Merge sort is actually a very typical application of divide and conquer. Divide and conquer is a kind of recursive model. Its feature is to divide the original problem into two until it is divided into the smallest problem we want (the code is embodied as mergesort (Num, left, mid, TMP) and mergesort (Num, mid + 1, right, TMP)) In merge sort, that is, the original array is divided into an array containing only one element. Then recursively pick up and start processing the separated subsequences as we want (the code is embodied as sort (Num, left, mid, right, TMP)).

The recursive model is to recurse first until the two recursions pick up, and then deal with them.
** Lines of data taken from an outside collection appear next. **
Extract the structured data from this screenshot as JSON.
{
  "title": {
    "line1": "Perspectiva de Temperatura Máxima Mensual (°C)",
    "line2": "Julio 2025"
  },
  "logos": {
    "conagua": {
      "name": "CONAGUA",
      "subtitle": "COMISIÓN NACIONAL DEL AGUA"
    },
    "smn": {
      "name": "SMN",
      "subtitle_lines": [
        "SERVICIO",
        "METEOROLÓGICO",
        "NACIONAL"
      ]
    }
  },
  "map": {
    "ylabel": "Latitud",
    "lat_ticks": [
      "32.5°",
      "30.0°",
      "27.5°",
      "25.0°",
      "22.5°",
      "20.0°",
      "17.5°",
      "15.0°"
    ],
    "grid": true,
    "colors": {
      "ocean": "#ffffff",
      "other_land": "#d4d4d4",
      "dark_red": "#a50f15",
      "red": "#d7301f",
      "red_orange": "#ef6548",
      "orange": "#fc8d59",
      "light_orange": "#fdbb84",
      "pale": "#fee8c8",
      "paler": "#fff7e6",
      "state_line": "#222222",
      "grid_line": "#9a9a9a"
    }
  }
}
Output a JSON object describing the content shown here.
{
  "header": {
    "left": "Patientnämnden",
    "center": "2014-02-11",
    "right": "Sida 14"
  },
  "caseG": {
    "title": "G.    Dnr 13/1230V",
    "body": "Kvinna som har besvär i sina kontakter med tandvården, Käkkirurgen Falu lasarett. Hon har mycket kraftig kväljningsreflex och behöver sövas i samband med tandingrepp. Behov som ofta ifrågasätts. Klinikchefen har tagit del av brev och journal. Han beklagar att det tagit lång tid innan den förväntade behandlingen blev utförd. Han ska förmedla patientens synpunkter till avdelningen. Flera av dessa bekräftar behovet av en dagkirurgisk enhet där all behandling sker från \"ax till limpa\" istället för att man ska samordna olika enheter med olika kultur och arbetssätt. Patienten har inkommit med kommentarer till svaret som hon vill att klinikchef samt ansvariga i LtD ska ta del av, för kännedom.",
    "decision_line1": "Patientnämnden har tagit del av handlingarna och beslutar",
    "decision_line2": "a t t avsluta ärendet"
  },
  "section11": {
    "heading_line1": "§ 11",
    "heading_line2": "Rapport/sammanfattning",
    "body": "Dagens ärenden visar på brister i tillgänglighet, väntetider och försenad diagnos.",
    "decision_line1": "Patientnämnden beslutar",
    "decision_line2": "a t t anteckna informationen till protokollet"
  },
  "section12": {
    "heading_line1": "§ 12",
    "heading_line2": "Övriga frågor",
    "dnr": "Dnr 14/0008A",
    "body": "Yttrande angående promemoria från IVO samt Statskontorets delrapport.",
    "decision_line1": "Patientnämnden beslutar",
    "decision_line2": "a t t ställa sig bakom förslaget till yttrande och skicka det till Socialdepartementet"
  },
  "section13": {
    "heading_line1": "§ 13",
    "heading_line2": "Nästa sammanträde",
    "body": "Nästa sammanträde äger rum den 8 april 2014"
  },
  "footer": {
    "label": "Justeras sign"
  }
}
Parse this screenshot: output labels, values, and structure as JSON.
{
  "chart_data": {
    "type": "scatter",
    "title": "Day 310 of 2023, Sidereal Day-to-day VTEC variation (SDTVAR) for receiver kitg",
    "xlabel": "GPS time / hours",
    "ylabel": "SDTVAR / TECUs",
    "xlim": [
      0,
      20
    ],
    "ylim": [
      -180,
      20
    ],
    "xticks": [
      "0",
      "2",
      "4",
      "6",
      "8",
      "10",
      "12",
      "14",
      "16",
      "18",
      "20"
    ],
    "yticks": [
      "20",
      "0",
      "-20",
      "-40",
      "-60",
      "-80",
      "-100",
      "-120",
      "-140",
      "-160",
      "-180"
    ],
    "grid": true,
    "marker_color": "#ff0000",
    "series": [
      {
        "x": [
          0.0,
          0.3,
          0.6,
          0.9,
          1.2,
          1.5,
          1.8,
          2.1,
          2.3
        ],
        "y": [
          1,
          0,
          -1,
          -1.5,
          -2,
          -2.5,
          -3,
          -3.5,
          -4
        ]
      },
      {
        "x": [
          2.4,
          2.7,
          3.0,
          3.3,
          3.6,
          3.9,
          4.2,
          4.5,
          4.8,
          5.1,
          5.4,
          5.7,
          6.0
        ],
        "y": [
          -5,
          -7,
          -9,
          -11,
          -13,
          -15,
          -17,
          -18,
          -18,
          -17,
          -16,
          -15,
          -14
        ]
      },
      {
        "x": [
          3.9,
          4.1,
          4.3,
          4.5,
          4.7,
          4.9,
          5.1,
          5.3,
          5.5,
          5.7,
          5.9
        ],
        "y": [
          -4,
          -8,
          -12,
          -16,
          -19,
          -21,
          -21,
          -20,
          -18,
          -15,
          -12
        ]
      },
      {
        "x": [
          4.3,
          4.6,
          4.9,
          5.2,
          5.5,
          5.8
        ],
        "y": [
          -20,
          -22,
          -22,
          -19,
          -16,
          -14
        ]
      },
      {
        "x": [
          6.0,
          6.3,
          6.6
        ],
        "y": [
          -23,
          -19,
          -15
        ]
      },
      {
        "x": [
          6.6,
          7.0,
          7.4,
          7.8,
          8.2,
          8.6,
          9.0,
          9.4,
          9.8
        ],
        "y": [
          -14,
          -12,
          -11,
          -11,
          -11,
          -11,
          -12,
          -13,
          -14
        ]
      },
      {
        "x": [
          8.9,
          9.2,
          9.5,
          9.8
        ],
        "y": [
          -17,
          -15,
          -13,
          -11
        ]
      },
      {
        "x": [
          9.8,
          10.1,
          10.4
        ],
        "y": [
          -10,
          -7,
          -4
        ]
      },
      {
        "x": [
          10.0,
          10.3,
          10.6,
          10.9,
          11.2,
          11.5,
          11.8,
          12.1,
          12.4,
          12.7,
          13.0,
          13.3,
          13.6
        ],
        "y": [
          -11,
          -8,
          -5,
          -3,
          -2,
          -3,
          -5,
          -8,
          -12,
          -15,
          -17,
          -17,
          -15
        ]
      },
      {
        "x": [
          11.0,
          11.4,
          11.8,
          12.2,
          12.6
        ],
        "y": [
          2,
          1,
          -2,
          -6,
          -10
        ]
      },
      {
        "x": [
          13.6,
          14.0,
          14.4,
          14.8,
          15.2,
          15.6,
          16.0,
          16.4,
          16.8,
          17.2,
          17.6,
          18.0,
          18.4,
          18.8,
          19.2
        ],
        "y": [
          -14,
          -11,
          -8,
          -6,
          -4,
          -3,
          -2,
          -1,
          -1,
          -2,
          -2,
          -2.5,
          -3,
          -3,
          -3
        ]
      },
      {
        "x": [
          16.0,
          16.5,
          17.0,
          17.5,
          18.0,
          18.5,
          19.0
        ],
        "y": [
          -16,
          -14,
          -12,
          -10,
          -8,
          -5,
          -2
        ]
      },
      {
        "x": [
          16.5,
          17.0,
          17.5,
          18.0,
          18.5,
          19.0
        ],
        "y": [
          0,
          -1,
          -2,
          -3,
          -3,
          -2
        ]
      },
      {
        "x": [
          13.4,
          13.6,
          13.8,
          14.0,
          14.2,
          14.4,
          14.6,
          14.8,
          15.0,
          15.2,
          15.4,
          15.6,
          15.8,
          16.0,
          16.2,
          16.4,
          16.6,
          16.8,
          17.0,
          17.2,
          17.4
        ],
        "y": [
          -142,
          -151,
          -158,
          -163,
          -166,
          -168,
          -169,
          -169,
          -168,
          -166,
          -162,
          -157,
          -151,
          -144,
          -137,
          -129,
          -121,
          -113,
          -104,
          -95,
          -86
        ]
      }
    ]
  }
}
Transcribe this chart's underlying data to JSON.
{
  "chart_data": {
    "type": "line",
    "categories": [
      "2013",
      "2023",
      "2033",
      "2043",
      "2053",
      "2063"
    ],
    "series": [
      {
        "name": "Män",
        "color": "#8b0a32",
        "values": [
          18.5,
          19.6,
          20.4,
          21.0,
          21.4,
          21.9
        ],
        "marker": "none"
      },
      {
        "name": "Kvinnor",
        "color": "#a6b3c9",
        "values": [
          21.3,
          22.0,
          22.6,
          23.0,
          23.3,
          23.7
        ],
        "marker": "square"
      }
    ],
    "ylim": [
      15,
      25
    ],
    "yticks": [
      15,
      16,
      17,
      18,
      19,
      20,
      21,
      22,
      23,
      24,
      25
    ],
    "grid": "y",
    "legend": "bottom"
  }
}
A little more abstract, combined with the code understanding, is that the divide and conquer method is divided into two, so there are two recursions in the recursive function. Because some processing is often carried out after recursion, there is another step to process. It is also worth noting that the processing step may not be written after recursion. It may also be like this:

mergeSort(nums, left, mid, tmp); Sort(nums, left, mid, right, tmp); mergeSort(nums, mid + 1, right, tmp);

It may also be:

Sort(nums, left, mid, right, tmp); mergeSort(nums, left, mid, tmp); mergeSort(nums, mid + 1, right, tmp);

### 4. Enterprise practice

1. Question: if a 100G file needs to be sorted, but the maximum memory can only hold 1G files, how can the data in the file be sorted?

2. Solution: we can use a method similar to merging and sorting to divide 100G files into two 50G files, divide 50G files into two 25G files, and then continue to subdivide them until they are divided into sizes that can be operated in memory, arrange them in memory and write them back to the file. For example, we finally subdivide a 2G file into two 1g files. After the two 1g files are sorted in memory, they are written back to the file to get two sorted 1g files. Then we can arrange two 1g files in 1G memory to get a 2G file by using the sorting method we used in merging and sorting (in fact, 10MB of memory is enough for sorting at this time, because I only need to take out two numbers at a time, compare the size and save them into the file. It only needs two numbers of space at a time). And so on, the largest files can be sorted.